KCM CEO Hein le Riche said at the time the results of the indicator mineral chemistry of samples of Shone kimberlite were significant, and that the recovery of 16 micro diamonds confirmed the presence of diamonds in the Shone kimberlite.

On Wednesday, le Riche told Miningmx his company believed in the project and were not sad to now have 100% unfettered access to it.

"There are no hard feelings. We are quite happy to have the full benefits of this deposit flow through to our shareholders," he said.

KCM will take a 500 tonne bulk sample to its washing plant in Kimberley where it is treating tailings and by the end of August know whether it will relocate the plant closer to Shone and what the grade and quality of the deposit is, he said, reiterating that initial work showed it to be possibly superior to Finsch.

"If we thought it was like Finsch we would have stuck it out.
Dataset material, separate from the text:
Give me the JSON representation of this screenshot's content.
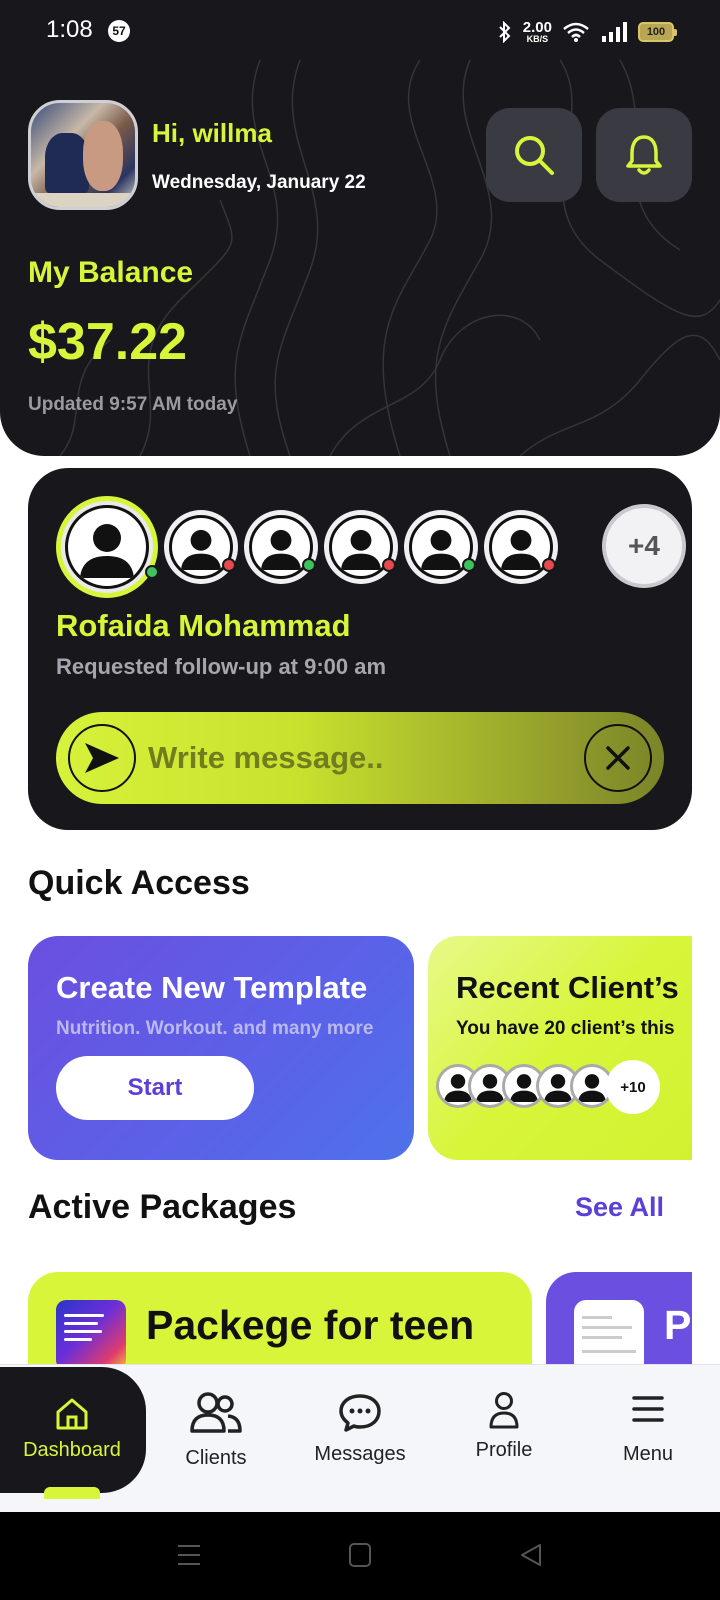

There is certainly a difference of opinion on the technical data. Kimberlites are so difficult. It didn't meet our expectations or criteria," Zacharias said. "Time will tell who is right."

Meanwhile, Trans Hex said it had sold 11,823 carats in its July sale, generating revenue of $17m. The average price per carat was $1,426 and 45 stones of 10 carats and more were sold.

“The 2008 calendar year has seen a significant strengthening in rough diamond prices in all categories but particularly in the large high quality stones which constitute the bulk of the Trans Hex production,” the company said.